SIEGEL: You mention at one point in your stories that a really inapt phrase is, boy, I wonder why he snapped; I wonder why he finally broke down. It's almost always a he, by the way. Are there any female - are there many female mass shooters?

FOLLMAN: There've been a couple over the last three or four decades but very few. It's overwhelmingly men.

SIEGEL: And then these men are often planning, you say, for months, weeks, months before they actually commit a shooting.

FOLLMAN: Yes. Mass shooters don't snap. Mass shooters and mass murderers are committing a predatory crime. It's not an impulsive crime. In, you know - the forensic investigations of these crimes show that almost always, they've been planned over a period of weeks or months or even years.

SIEGEL: It's a very important theme both of your story in Mother Jones and also in the work of the people whom you write about that something can be done about this. Steps can be taken to prevent mass shootings. And yet, you describe very vividly the story of one young man. Useful steps are taken when he's in his hometown. When he moves to another town, it's a brand-new ball game, and he ultimately pulls off an attack.

FOLLMAN: Yes. It's really, I think, an extraordinary example of both what's seen as the promise of this strategy and also its daunting challenges or its limitations because really, the question at the heart of it is, when do you know if a case is really over? How do you manage someone over the long term who may be vulnerable to acting violently like this?

So in the case of Erik Ayala in Portland, he was managed by a threat assessment team for years in another town in Oregon and when he moved away, years later, went on to commit a mass shooting that, you know, seemed to be motivated by the very thing that he had been expressing when he was in high school.

Now, is that evidence that he was stopped from committing a mass shooting in high school?

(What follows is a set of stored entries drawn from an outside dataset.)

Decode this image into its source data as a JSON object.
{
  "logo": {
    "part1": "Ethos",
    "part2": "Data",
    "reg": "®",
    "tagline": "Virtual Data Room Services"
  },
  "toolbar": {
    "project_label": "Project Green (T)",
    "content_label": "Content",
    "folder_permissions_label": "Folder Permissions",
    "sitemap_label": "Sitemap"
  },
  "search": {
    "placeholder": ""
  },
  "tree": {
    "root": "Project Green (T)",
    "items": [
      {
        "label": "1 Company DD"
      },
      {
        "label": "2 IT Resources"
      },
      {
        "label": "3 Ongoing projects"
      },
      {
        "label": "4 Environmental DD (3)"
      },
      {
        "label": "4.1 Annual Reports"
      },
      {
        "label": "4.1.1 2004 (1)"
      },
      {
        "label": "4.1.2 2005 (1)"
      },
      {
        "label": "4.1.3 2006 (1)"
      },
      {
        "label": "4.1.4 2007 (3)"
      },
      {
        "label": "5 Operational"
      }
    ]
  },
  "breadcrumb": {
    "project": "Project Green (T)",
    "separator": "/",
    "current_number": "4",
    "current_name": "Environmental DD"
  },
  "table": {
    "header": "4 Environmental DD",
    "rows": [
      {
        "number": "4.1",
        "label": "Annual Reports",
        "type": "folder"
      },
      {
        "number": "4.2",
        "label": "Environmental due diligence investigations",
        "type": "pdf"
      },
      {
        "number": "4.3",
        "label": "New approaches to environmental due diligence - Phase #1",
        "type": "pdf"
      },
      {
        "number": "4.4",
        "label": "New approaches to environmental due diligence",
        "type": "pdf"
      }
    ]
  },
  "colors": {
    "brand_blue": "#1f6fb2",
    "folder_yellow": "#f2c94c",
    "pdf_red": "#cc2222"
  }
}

No one can really say. But clearly the process of ultimately constructive mental health and social intervention that was done with him worked at least through the period where he was under the care and watch of a threat assessment team. Once he was gone, it was a different story.

SIEGEL: Is a threat assessment team, at this stage, a pilot project in one place that might not exist in another, or are they more commonly found around the United States? What would you say?

FOLLMAN: Leaders in this industry don't actually really know how many teams there are operating in the United States. It's a very decentralized model. But there've been three waves of interest in threat assessment. It began with Columbine. There was another big wave of growth after Virginia Tech in 2007. And since Sandy Hook, there've been a lot more teams evolving.

You know, in all the reporting I've done on this, I came to realize that in a sense, this is the only really serious major effort going on in our country to deal with mass shootings. You know, everyone is familiar with the political debate, and everyone is familiar with sense that our political leaders don't act after these happen. So in a certain sense, threat assessment has kind of filled that void. It's really kind of an interesting improvisational solution or a solution of last resort to try to deal with this problem that keeps happening over and over.

SIEGEL: Mark Follman, nation affairs editor at Mother Jones, thanks for talking with us.